Décrire ou commenter la peinture d’Anne-Marie Gbindoun est un exercice délicat, consistant avant tout à ne pas lui balancer des pavés de l’ours, en dépit de l’admiration que l’on éprouve pour ses créations. On se souvient que lors de sa dernière exposition à Ballens, en février 2013, elle présentait au public ses œuvres réalisées au cours des trois années précédentes. Les éléments figuratifs y apparaissaient déjà avec plus de netteté et c‘était une féerie de couleurs lumineuses, deux nouveautés qui contrastaient avec les compositions plus sombres et plus denses qui les précédaient.
L’exposition actuelle donne un échantillon, en dix-neuf tableaux, du travail de cette dernière année. Elle semble confirmer ce mouvement vers d’avantage de lumière, vers cette façon d’ôter le voile comme elle dit elle-même, cette façon de mettre son cœur à nu- certes avec sa pudeur habituelle. Me semblent révélateurs, par exemple, cet Autoportrait de dos, figure évanescente noyée dans une brume laiteuse, ou cette Madone blanche, transparente et opaque à la fois, comme le négatif d’un film, ou ce Couple verdâtre dont l’une des faces nous sourit alors que l’autre nous toise d’un œil austère.
D’autres confidences nous sont faites avec Sortir de la tête, vision hallucinée d’une tête captive à l’intérieur d’une autre tête, en présence de deux témoins qui ont l’air de ricaner, ou avec La peur, distribuée sur trois figures au pourpre incandescent, ou si vous préférez avec La tête à l’envers, carrousel de faces humaines saisies dans une gelée safranée.
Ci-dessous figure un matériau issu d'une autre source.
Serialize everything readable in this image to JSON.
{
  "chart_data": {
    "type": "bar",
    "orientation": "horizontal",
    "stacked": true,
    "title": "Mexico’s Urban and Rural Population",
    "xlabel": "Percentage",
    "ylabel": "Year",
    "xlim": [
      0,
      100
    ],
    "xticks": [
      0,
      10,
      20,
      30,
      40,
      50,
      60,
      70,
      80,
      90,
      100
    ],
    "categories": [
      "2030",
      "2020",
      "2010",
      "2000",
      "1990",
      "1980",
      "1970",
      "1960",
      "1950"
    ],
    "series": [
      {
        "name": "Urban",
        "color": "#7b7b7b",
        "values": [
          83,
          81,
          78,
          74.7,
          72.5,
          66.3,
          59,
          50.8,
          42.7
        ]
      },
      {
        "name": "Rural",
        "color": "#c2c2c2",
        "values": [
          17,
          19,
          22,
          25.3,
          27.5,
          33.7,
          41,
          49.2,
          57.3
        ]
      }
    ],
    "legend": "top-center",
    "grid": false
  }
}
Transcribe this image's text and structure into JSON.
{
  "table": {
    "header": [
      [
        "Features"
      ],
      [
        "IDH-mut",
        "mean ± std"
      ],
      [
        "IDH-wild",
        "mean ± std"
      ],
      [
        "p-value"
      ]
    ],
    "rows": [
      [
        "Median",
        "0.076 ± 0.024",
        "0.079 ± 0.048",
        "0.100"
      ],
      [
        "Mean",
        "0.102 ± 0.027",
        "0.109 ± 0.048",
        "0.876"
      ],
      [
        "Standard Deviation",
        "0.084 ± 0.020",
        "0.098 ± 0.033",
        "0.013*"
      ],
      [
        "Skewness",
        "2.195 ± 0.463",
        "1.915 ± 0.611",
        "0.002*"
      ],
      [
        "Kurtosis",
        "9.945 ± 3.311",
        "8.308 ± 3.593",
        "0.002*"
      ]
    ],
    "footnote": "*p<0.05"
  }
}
L’artiste a utilisé pour cette nouvelle série d’œuvres la technique mixte, qu’elle affectionne et qu’elle maîtrise depuis longtemps. Le trait est, comme d’habitude, magnifiquement libre et puissant. Quand on se mêle de passer en revue ses toiles, cela devient une excursion aventureuse, ou mieux, une « incursion » aventureuse dans l’espace du dedans, pour reprendre la formule de Michaux. Nous progressons au plus intime d’une caverne, munis d’une simple torche, à la recherche de je ne sais motifs pariétaux. Et voilà que des parois surgissent, improbables apparitions, des figures solitaires ou des groupuscules humains. Mais cette fois, on dirait que les lémures d’Anne-Marie Gbindoun osent davantage s’exposer aux lueurs de la torche. Jaillis de l’ombre, les voilà plus incarnés, plus présents et lâchons le mot, plus figuratifs, sans perdre de leur inquiétante immanence.
C’est avec un plaisir teinté évidemment d’appréhension que je me risquerai à commenter les tableaux de cette nouvelle cuvée, en présence de l’artiste et de ses aficionados, dans la belle galerie d’Edouard Roch à Saliens (au demeurant fort bien éclairée et non réductible à une caverne obscure). Le texte ci-joint apporte quelques reflets de l’exposition de l’année passée, et me servira de point de comparaison pour tenter de saisir, avec les personnes présentes, quelques aspects de l’évolution du travail d’Anne-Marie Gbindoun.